A. Besieged System (Hemmed-in/Trapped Ground)

  • Isolate affected segments (network ACLs, VLANs).
  • Enable out-of-band admin (jump boxes, console access).
  • Invoke containment RTO/RPO playbook.
  • Engage legal & communications.
  • Stand up a dedicated recovery team; rotate shifts.
  • After action: root cause, patch, and inventory third parties.

B. Fleeting Access (Open/Facile Ground)

  • Capture forensic snapshot immediately (memory, session tokens).
  • Harvest IOC, block indicators at perimeter.
  • Perform rapid threat hunting to see lateral movements.
  • Patch/vault credentials, revoke tokens.
  • Debrief and harden the vector.

C. Retreat & Reconstitute (Dispersive/Retreat Scenario)

  • Execute planned fallback to secondary infrastructure.
  • Verify backups and boot from immutable images.
  • Communicate to stakeholders with controlled cadence.
  • Rebuild in clean environment; stage verification before full restore.

D. Stronghold Defense (Steep/High Ground/Serious Ground)

  • Minimize human access; require jump hosts & MFA.
  • Immutable logging to secure audit trails.
  • Periodic red-team tests; continuous monitoring.
  • Harden supply lines: vendor SLAs, redundancy, and a tested DR plan.

E. Rapid Exploitation (If a Door Opens)

  • Pre-authorize small rapid-response teams for exploitation windows.
  • Legal/ethics checklist signed off on in advance.
  • Capture intelligence, seal pivot paths, and convert to defense artifacts (detections, blocks).

Each playbook starts with people: assign roles, cap on-duty hours, and rehearse quarterly.

Final Thought: Calculation, Culture, and the Necessity of Restraint
Sun Tzu’s closing insistence, calculate before battle, remains the core discipline. The leader who wins has already counted costs, supply, morale, and terrain. The one who loses discovers those facts mid-fight.

That brings us back to the principles that opened this chapter:

  • Seize what the opponent holds dear: not for theater, but to create leverage and force predictable reactions.
  • Concentrate energy and hoard strength: preserve focus, avoid waste, and don’t spend force just to feel decisive.
  • Set one standard of courage: culture must hold under pressure, or your best playbooks become paper.
  • Be first in the field and wait: preparedness buys calm, and calm buys time – it’s the rarest advantage in crisis.

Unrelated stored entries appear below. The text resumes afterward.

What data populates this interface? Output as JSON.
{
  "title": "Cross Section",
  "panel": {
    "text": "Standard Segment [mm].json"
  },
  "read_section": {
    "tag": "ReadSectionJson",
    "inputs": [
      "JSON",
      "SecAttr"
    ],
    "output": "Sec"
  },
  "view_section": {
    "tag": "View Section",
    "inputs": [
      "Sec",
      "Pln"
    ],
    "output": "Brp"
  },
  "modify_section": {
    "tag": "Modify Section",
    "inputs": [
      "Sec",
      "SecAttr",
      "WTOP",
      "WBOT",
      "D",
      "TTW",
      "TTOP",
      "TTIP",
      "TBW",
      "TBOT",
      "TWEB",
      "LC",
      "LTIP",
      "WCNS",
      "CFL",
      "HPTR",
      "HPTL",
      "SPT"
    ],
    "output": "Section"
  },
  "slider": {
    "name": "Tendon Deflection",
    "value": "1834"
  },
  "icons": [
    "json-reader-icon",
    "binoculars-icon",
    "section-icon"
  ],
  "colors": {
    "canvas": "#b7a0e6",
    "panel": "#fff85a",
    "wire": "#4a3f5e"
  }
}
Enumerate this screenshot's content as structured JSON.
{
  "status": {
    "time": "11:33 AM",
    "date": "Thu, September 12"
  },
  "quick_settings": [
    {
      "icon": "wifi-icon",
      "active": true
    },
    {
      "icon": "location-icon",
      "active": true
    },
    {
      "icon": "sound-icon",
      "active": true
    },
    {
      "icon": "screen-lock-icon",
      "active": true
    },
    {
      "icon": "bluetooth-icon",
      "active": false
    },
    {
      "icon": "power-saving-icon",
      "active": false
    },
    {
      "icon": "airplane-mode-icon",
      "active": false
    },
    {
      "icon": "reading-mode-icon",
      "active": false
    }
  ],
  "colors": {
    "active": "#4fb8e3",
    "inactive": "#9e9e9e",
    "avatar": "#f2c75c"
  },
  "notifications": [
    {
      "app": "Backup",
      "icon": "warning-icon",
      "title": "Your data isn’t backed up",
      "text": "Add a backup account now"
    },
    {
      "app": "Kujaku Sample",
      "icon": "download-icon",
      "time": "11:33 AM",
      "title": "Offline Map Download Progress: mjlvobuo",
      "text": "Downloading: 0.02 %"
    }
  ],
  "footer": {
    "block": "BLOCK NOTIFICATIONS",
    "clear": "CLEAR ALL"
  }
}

In cyber and statecraft, the rule remains unchanged: prepare, preserve people, exploit opportunities, deceive judiciously, and fight only when victory is likely and sustainable. As Robert E. Lee warned, “It is well that war is so terrible, otherwise we should grow too fond of it.” So only fight when you have no other option. When you do fight, move decisively, use the force necessary to end the threat, and leave no doubt in your opponent’s mind so they will never make that mistake again.